Answer: They were a formyl band.
61. What did the volcano say to his beautiful wife?
Answer: I washed you.
62. How do we know that Saturn was married more than once?
Answer: Because there are many rings.
63. What was the name of the first Electricity Detective?
Answer: Sherlock Ohms.
64. What did the dung beetle say when he entered the bar?
A: Excuse me, is this bench taken?
65. What do you call the educated pipe?
Answer: A graduated cylinder.
66. Why didn’t the sun go to graduate school?
Answer: Because there were already a thousand degrees.
67. Why is electricity the perfect student?
Answer: She is very well behaved.
68. Have you heard of oxygen and magnesium coming together?
69. Why is ice so nervous?
Answer: Because it was water before it cooled!
70. No matter how popular antibiotics are, what is one thing they can never be?
71. Have you heard about the girl who got cold to absolute zero?
Answer: It is 0K now
72. What do you call the accountant for the biology department?
Answer: A buyer-ologist.
73. What’s wrong with a joke involving Cobalt, Radon and Yttrium?
Answer: It is Y corn
74. What did the stamen say to the pistil?
A: I like your style.
75. What did the biologist wear to impress his date?
Answer: Designer genes.
76. If the Silver Surfer and Iron Man got together, what would they do?
Related Stories from YourTango: 77. Why is it so hard to wake up in the morning?
Answer: Because of Newton’s First Law: A body at rest wants to stay at rest.
78. What do you do with a sick biochemist?
Answer: If you can’t use helium, and you can’t use curium, then you might as well have barium.
79. What do you call a snake that is 3.14 meters long?
Answer: A Pi-thon.
80. Why doesn’t a proton talk to another proton?
Answer: He is a crazy atom.
81. What is the fastest way to determine the sex of a chromosome?
Answer: Pull his genes.
82. What did the proton say to the electron to start a war?
A: I’m sick of your negativity.
83. How do you organize a party in space?
Answer: You plan.
84. Why is combining a proton and an electron to make a neutron so popular?
Answer: It is free.
85. Why did the chemist hang posters of the periodic table everywhere?

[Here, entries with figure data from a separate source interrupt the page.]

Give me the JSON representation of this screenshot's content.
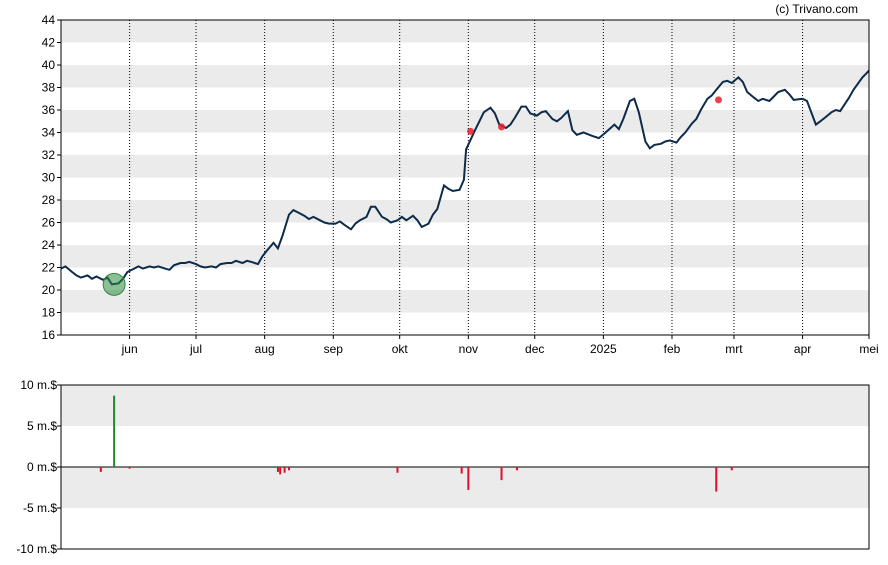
{
  "credit": "(c) Trivano.com",
  "colors": {
    "price_line": "#0d2b4a",
    "band": "#ebebeb",
    "gridline": "#000000",
    "buy_marker": "#2e8b3e",
    "sell_marker": "#e8202e",
    "positive_bar": "#1a8a2a",
    "negative_bar": "#e0102a"
  },
  "chart_data": [
    {
      "type": "line",
      "ylim": [
        16,
        44
      ],
      "y_ticks": [
        "16",
        "18",
        "20",
        "22",
        "24",
        "26",
        "28",
        "30",
        "32",
        "34",
        "36",
        "38",
        "40",
        "42",
        "44"
      ],
      "x_ticks": [
        {
          "label": "jun",
          "date": "2024-06-01"
        },
        {
          "label": "jul",
          "date": "2024-07-01"
        },
        {
          "label": "aug",
          "date": "2024-08-01"
        },
        {
          "label": "sep",
          "date": "2024-09-01"
        },
        {
          "label": "okt",
          "date": "2024-10-01"
        },
        {
          "label": "nov",
          "date": "2024-11-01"
        },
        {
          "label": "dec",
          "date": "2024-12-01"
        },
        {
          "label": "2025",
          "date": "2025-01-01"
        },
        {
          "label": "feb",
          "date": "2025-02-01"
        },
        {
          "label": "mrt",
          "date": "2025-03-01"
        },
        {
          "label": "apr",
          "date": "2025-04-01"
        },
        {
          "label": "mei",
          "date": "2025-05-01"
        }
      ],
      "xlim": [
        "2024-05-01",
        "2025-05-01"
      ],
      "grid": true,
      "series": [
        {
          "points": [
            [
              "2024-05-01",
              21.9
            ],
            [
              "2024-05-03",
              22.1
            ],
            [
              "2024-05-06",
              21.6
            ],
            [
              "2024-05-08",
              21.3
            ],
            [
              "2024-05-10",
              21.1
            ],
            [
              "2024-05-13",
              21.3
            ],
            [
              "2024-05-15",
              21.0
            ],
            [
              "2024-05-17",
              21.2
            ],
            [
              "2024-05-20",
              20.9
            ],
            [
              "2024-05-22",
              21.1
            ],
            [
              "2024-05-24",
              20.5
            ],
            [
              "2024-05-27",
              20.6
            ],
            [
              "2024-05-29",
              21.0
            ],
            [
              "2024-05-31",
              21.6
            ],
            [
              "2024-06-03",
              21.9
            ],
            [
              "2024-06-05",
              22.1
            ],
            [
              "2024-06-07",
              21.9
            ],
            [
              "2024-06-10",
              22.1
            ],
            [
              "2024-06-12",
              22.0
            ],
            [
              "2024-06-14",
              22.1
            ],
            [
              "2024-06-17",
              21.9
            ],
            [
              "2024-06-19",
              21.8
            ],
            [
              "2024-06-21",
              22.2
            ],
            [
              "2024-06-24",
              22.4
            ],
            [
              "2024-06-26",
              22.4
            ],
            [
              "2024-06-28",
              22.5
            ],
            [
              "2024-07-01",
              22.3
            ],
            [
              "2024-07-03",
              22.1
            ],
            [
              "2024-07-05",
              22.0
            ],
            [
              "2024-07-08",
              22.1
            ],
            [
              "2024-07-10",
              22.0
            ],
            [
              "2024-07-12",
              22.3
            ],
            [
              "2024-07-15",
              22.4
            ],
            [
              "2024-07-17",
              22.4
            ],
            [
              "2024-07-19",
              22.6
            ],
            [
              "2024-07-22",
              22.4
            ],
            [
              "2024-07-24",
              22.6
            ],
            [
              "2024-07-26",
              22.5
            ],
            [
              "2024-07-29",
              22.3
            ],
            [
              "2024-07-31",
              23.0
            ],
            [
              "2024-08-02",
              23.5
            ],
            [
              "2024-08-05",
              24.2
            ],
            [
              "2024-08-07",
              23.7
            ],
            [
              "2024-08-09",
              24.8
            ],
            [
              "2024-08-12",
              26.7
            ],
            [
              "2024-08-14",
              27.1
            ],
            [
              "2024-08-16",
              26.9
            ],
            [
              "2024-08-19",
              26.6
            ],
            [
              "2024-08-21",
              26.3
            ],
            [
              "2024-08-23",
              26.5
            ],
            [
              "2024-08-26",
              26.2
            ],
            [
              "2024-08-28",
              26.0
            ],
            [
              "2024-08-30",
              25.9
            ],
            [
              "2024-09-02",
              25.9
            ],
            [
              "2024-09-04",
              26.1
            ],
            [
              "2024-09-06",
              25.8
            ],
            [
              "2024-09-09",
              25.4
            ],
            [
              "2024-09-11",
              25.9
            ],
            [
              "2024-09-13",
              26.2
            ],
            [
              "2024-09-16",
              26.5
            ],
            [
              "2024-09-18",
              27.4
            ],
            [
              "2024-09-20",
              27.4
            ],
            [
              "2024-09-23",
              26.5
            ],
            [
              "2024-09-25",
              26.3
            ],
            [
              "2024-09-27",
              26.0
            ],
            [
              "2024-09-30",
              26.2
            ],
            [
              "2024-10-02",
              26.5
            ],
            [
              "2024-10-04",
              26.2
            ],
            [
              "2024-10-07",
              26.6
            ],
            [
              "2024-10-09",
              26.2
            ],
            [
              "2024-10-11",
              25.6
            ],
            [
              "2024-10-14",
              25.9
            ],
            [
              "2024-10-16",
              26.7
            ],
            [
              "2024-10-18",
              27.2
            ],
            [
              "2024-10-21",
              29.3
            ],
            [
              "2024-10-23",
              29.0
            ],
            [
              "2024-10-25",
              28.8
            ],
            [
              "2024-10-28",
              28.9
            ],
            [
              "2024-10-30",
              29.8
            ],
            [
              "2024-10-31",
              32.5
            ],
            [
              "2024-11-04",
              34.2
            ],
            [
              "2024-11-06",
              35.0
            ],
            [
              "2024-11-08",
              35.8
            ],
            [
              "2024-11-11",
              36.2
            ],
            [
              "2024-11-13",
              35.7
            ],
            [
              "2024-11-15",
              34.7
            ],
            [
              "2024-11-18",
              34.4
            ],
            [
              "2024-11-20",
              34.7
            ],
            [
              "2024-11-22",
              35.3
            ],
            [
              "2024-11-25",
              36.3
            ],
            [
              "2024-11-27",
              36.3
            ],
            [
              "2024-11-29",
              35.7
            ],
            [
              "2024-12-02",
              35.5
            ],
            [
              "2024-12-04",
              35.8
            ],
            [
              "2024-12-06",
              35.9
            ],
            [
              "2024-12-09",
              35.2
            ],
            [
              "2024-12-11",
              35.0
            ],
            [
              "2024-12-13",
              35.3
            ],
            [
              "2024-12-16",
              35.9
            ],
            [
              "2024-12-18",
              34.2
            ],
            [
              "2024-12-20",
              33.8
            ],
            [
              "2024-12-23",
              34.0
            ],
            [
              "2024-12-27",
              33.7
            ],
            [
              "2024-12-30",
              33.5
            ],
            [
              "2025-01-02",
              34.0
            ],
            [
              "2025-01-06",
              34.7
            ],
            [
              "2025-01-08",
              34.3
            ],
            [
              "2025-01-10",
              35.2
            ],
            [
              "2025-01-13",
              36.8
            ],
            [
              "2025-01-15",
              37.0
            ],
            [
              "2025-01-17",
              35.8
            ],
            [
              "2025-01-20",
              33.2
            ],
            [
              "2025-01-22",
              32.6
            ],
            [
              "2025-01-24",
              32.9
            ],
            [
              "2025-01-27",
              33.0
            ],
            [
              "2025-01-29",
              33.2
            ],
            [
              "2025-01-31",
              33.3
            ],
            [
              "2025-02-03",
              33.1
            ],
            [
              "2025-02-05",
              33.6
            ],
            [
              "2025-02-07",
              34.0
            ],
            [
              "2025-02-10",
              34.8
            ],
            [
              "2025-02-12",
              35.2
            ],
            [
              "2025-02-14",
              36.0
            ],
            [
              "2025-02-17",
              37.0
            ],
            [
              "2025-02-19",
              37.3
            ],
            [
              "2025-02-21",
              37.8
            ],
            [
              "2025-02-24",
              38.5
            ],
            [
              "2025-02-26",
              38.6
            ],
            [
              "2025-02-28",
              38.4
            ],
            [
              "2025-03-03",
              38.9
            ],
            [
              "2025-03-05",
              38.5
            ],
            [
              "2025-03-07",
              37.6
            ],
            [
              "2025-03-10",
              37.1
            ],
            [
              "2025-03-12",
              36.8
            ],
            [
              "2025-03-14",
              37.0
            ],
            [
              "2025-03-17",
              36.8
            ],
            [
              "2025-03-19",
              37.2
            ],
            [
              "2025-03-21",
              37.6
            ],
            [
              "2025-03-24",
              37.8
            ],
            [
              "2025-03-26",
              37.4
            ],
            [
              "2025-03-28",
              36.9
            ],
            [
              "2025-04-01",
              37.0
            ],
            [
              "2025-04-03",
              36.8
            ],
            [
              "2025-04-07",
              34.7
            ],
            [
              "2025-04-09",
              35.0
            ],
            [
              "2025-04-11",
              35.3
            ],
            [
              "2025-04-14",
              35.8
            ],
            [
              "2025-04-16",
              36.0
            ],
            [
              "2025-04-18",
              35.9
            ],
            [
              "2025-04-22",
              37.1
            ],
            [
              "2025-04-24",
              37.8
            ],
            [
              "2025-04-28",
              38.9
            ],
            [
              "2025-04-30",
              39.3
            ],
            [
              "2025-05-01",
              39.5
            ]
          ]
        }
      ],
      "markers": [
        {
          "type": "buy",
          "date": "2024-05-25",
          "value": 20.5
        },
        {
          "type": "sell",
          "date": "2024-11-02",
          "value": 34.1
        },
        {
          "type": "sell",
          "date": "2024-11-16",
          "value": 34.5
        },
        {
          "type": "sell",
          "date": "2025-02-22",
          "value": 36.9
        }
      ]
    },
    {
      "type": "bar",
      "ylim": [
        -10,
        10
      ],
      "y_ticks": [
        "10 m.$",
        "5 m.$",
        "0 m.$",
        "-5 m.$",
        "-10 m.$"
      ],
      "y_tick_values": [
        10,
        5,
        0,
        -5,
        -10
      ],
      "grid": true,
      "bars": [
        {
          "date": "2024-05-19",
          "value": -0.6
        },
        {
          "date": "2024-05-25",
          "value": 8.7
        },
        {
          "date": "2024-06-01",
          "value": -0.2
        },
        {
          "date": "2024-08-07",
          "value": -0.6
        },
        {
          "date": "2024-08-08",
          "value": -0.9
        },
        {
          "date": "2024-08-10",
          "value": -0.7
        },
        {
          "date": "2024-08-12",
          "value": -0.4
        },
        {
          "date": "2024-09-30",
          "value": -0.7
        },
        {
          "date": "2024-10-29",
          "value": -0.8
        },
        {
          "date": "2024-11-01",
          "value": -2.8
        },
        {
          "date": "2024-11-16",
          "value": -1.6
        },
        {
          "date": "2024-11-23",
          "value": -0.4
        },
        {
          "date": "2025-02-21",
          "value": -3.0
        },
        {
          "date": "2025-02-28",
          "value": -0.4
        }
      ]
    }
  ]
}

A: It made him feel like he was in his element.
86. What did the helpless T cell say when faced with infection?
Answer: Are there antibodies there?
87. Why is the diet advice to ‘eat lightly’ so dangerous?
Answer: This is how you become a black hole.
88. Why do scholars look forward to Friday?
Answer: They can wear genes to work.
89. What sound does the subatomic duck make?
90. What type of fish consists of 2 sodium atoms?
Answer: 2 Na.
91. What did the science book say to the math book?
Answer: You have problems.
92. What did the scientist say to the chemist whose lab smelled like eggs?
Answer: Sorry for your sulphur.
93. Why did the amoeba cross the road?
Answer: It was time to part.
94. Want to hear a chemistry pun?
A: I’m in my element!
95. Why don’t geologists like scary movies?
Answer: Because they are hardened.
96. What do phlebotomists say before they take your blood?
Answer: B positive!
97. What do you call it when your science teacher lowers your grade?
98. What is a tornado’s favorite game to play?
99. How does a scientist refresh her spirit?
Answer: By experiments.
100. What did the limestone tell the geologist?
Answer: Don’t take me for granite.
NyRee Ausler is a writer from Seattle, Washington, and the author of seven books. It covers lifestyle and entertainment and news, as well as navigating the workplace and social issues.